Ярость, которая пришла на смену отчаянию, была иной природы. Не той, что кричит и бьется в конвульсиях, а холодной, плотной, как сгусток ртути в груди. Это была ярость окончательного понимания. Философия мертва. Разум – предатель. Логика – клетка, которую они отпирают снаружи, когда им заблагорассудится. Осталось только одно. Первооснова. Чистое, не замутненное мыслью намерение. Воля, о которой писал Шопенгауэр, – слепая, неумолимая, предшествующая всякому познанию. Та самая сила, что заставила мужчину в кафе пророчествовать, а старика – платить.
Я перестал думать. Я изгнал из головы все силлогизмы, все антиномии, все категорические императивы. Они были бесполезным хламом, интеллектуальной шелухой, за которой они так любили наблюдать. Мой разум превратился в гладкую, пустую сферу. А затем я сконцентрировался. Я собрал в один тугой узел весь свой голод, весь свой страх, всю свою ненависть к этим насмешливым, нечеловеческим сущностям за стеной. Я не желал им смерти – это было бы слишком абстрактно, слишком сложно. Смерть можно осмыслить, а я отказался от осмысления. Я желал им простого. Примитивного. Того, что понятно любому живому существу, от амебы до человека.
Боль.
Я направил этот сгусток на стену. Не на обои с выцветшими ромбами, не на бетонную плиту. Я целился в то, что обитало *за* ней. В Семёна, в Валентину, в то, что носило их лица, как маски. Я вложил в этот безмолвный импульс всю свою оставшуюся жизнь. Пусть их сосуды, их тела, которые они так мастерски использовали для своего маскарада, корчатся. Пусть их нервные окончания кричат. Пусть их фальшивая водка превратится в кислоту у них в желудках. Пусть их прокуренные легкие горят огнем. Я не думал об этом в словах. Это было чистое, концентрированное ощущение, которое я транслировал сквозь серый бетон.

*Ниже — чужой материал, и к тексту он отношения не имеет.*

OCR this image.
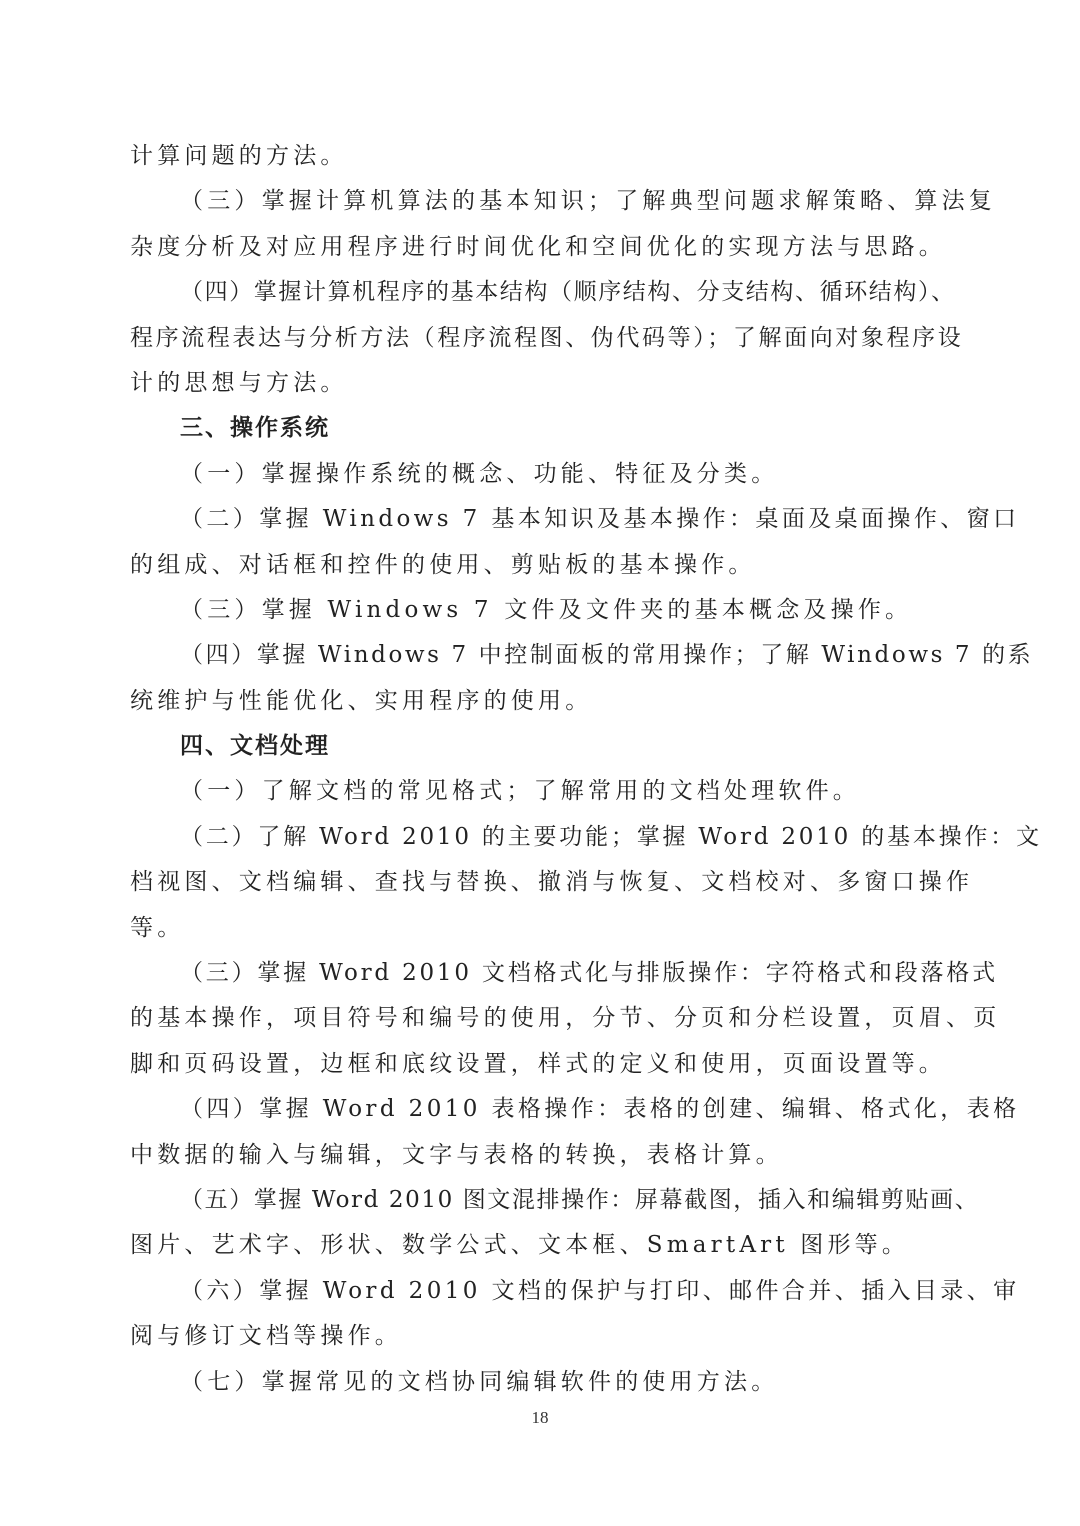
计算问题的方法。
（三）掌握计算机算法的基本知识；了解典型问题求解策略、算法复
杂度分析及对应用程序进行时间优化和空间优化的实现方法与思路。
（四）掌握计算机程序的基本结构（顺序结构、分支结构、循环结构）、
程序流程表达与分析方法（程序流程图、伪代码等）；了解面向对象程序设
计的思想与方法。
三、操作系统
（一）掌握操作系统的概念、功能、特征及分类。
（二）掌握 Windows 7 基本知识及基本操作：桌面及桌面操作、窗口
的组成、对话框和控件的使用、剪贴板的基本操作。
（三）掌握 Windows 7 文件及文件夹的基本概念及操作。
（四）掌握 Windows 7 中控制面板的常用操作；了解 Windows 7 的系
统维护与性能优化、实用程序的使用。
四、文档处理
（一）了解文档的常见格式；了解常用的文档处理软件。
（二）了解 Word 2010 的主要功能；掌握 Word 2010 的基本操作：文
档视图、文档编辑、查找与替换、撤消与恢复、文档校对、多窗口操作
等。
（三）掌握 Word 2010 文档格式化与排版操作：字符格式和段落格式
的基本操作，项目符号和编号的使用，分节、分页和分栏设置，页眉、页
脚和页码设置，边框和底纹设置，样式的定义和使用，页面设置等。
（四）掌握 Word 2010 表格操作：表格的创建、编辑、格式化，表格
中数据的输入与编辑，文字与表格的转换，表格计算。
（五）掌握 Word 2010 图文混排操作：屏幕截图，插入和编辑剪贴画、
图片、艺术字、形状、数学公式、文本框、SmartArt 图形等。
（六）掌握 Word 2010 文档的保护与打印、邮件合并、插入目录、审
阅与修订文档等操作。
（七）掌握常见的文档协同编辑软件的使用方法。
18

Я стоял, вцепившись взглядом в стену, напряженный до звона в ушах. Мое тело стало антенной, передающей одну-единственную частоту – частоту страдания. Секунда. Две. Десять.
Тишина.
Ни крика. Ни стона. Ни даже ответного стука. Абсолютная, мертвая тишина, еще более оглушительная, чем их издевательское постукивание. Неужели не сработало? Неужели моя воля, лишенная интеллектуальной опоры, оказалась бессильным пшиком? Холодная волна отчаяния начала подтачивать мою ярость. Я – безумец, стоящий посреди своей захламленной комнаты и корчащий рожи стене. А они там, за ней, сейчас, наверное, давятся тихим, беззвучным смехом.
И тут я услышал.
Это был не крик. Не стон. Это был тихий, едва различимый щелчок. Словно повернули ручку старого радиоприемника. А потом из-за стены полился звук. Тонкий, дребезжащий, с помехами, будто из далекого прошлого. Заиграла музыка. Нелепая, бравурная мелодия из какой-то советской радиопередачи для детей. «Пионерская зорька» или что-то в этом роде. Бодрые трубы, жизнерадостные барабаны. Эта музыка была настолько неуместна, настолько абсурдна в контексте моей ментальной атаки, что я на миг оцепенел.
Что это? Ответ? Насмешка? Они ответили на мой концентрат ненависти… детской песенкой?
Музыка оборвалась так же внезапно, как и началась. И в наступившей тишине раздался голос. Женский. Ласковый, приторно-сладкий, как у диктора из передачи «В гостях у сказки». Голос Валентины, но очищенный от хрипоты и пропитой гнусавости. Он был чистым, студийным.
– …и тогда серый волк постучал в дверь, – нараспев произнес голос. – Тук-тук-тук. «Кто там?» – спросила Красная Шапочка. «Это я, твоя бабушка, – ответил волк тоненьким голоском. – Я принесла тебе пирожки».
Мороз пробежал по моей спине. Это не была запись. Интонации были живыми. Они разыгрывали спектакль. Они превратили мою атаку в повод для своего театра абсурда. Моя попытка причинить им боль стала для них лишь сигналом к началу представления.
Затем раздался другой звук. Скрежет. Словно кто-то двигал по полу тяжелую мебель. Потом – звон посуды. Громкий, небрежный, будто кто-то вывалил на стол гору тарелок. Затем – звук льющейся воды. Они открыли кран на полную мощность. Шум воды, женский голос, продолжающий рассказывать сказку, и периодический лязг металла о фаянс сливались в какофонию безумия.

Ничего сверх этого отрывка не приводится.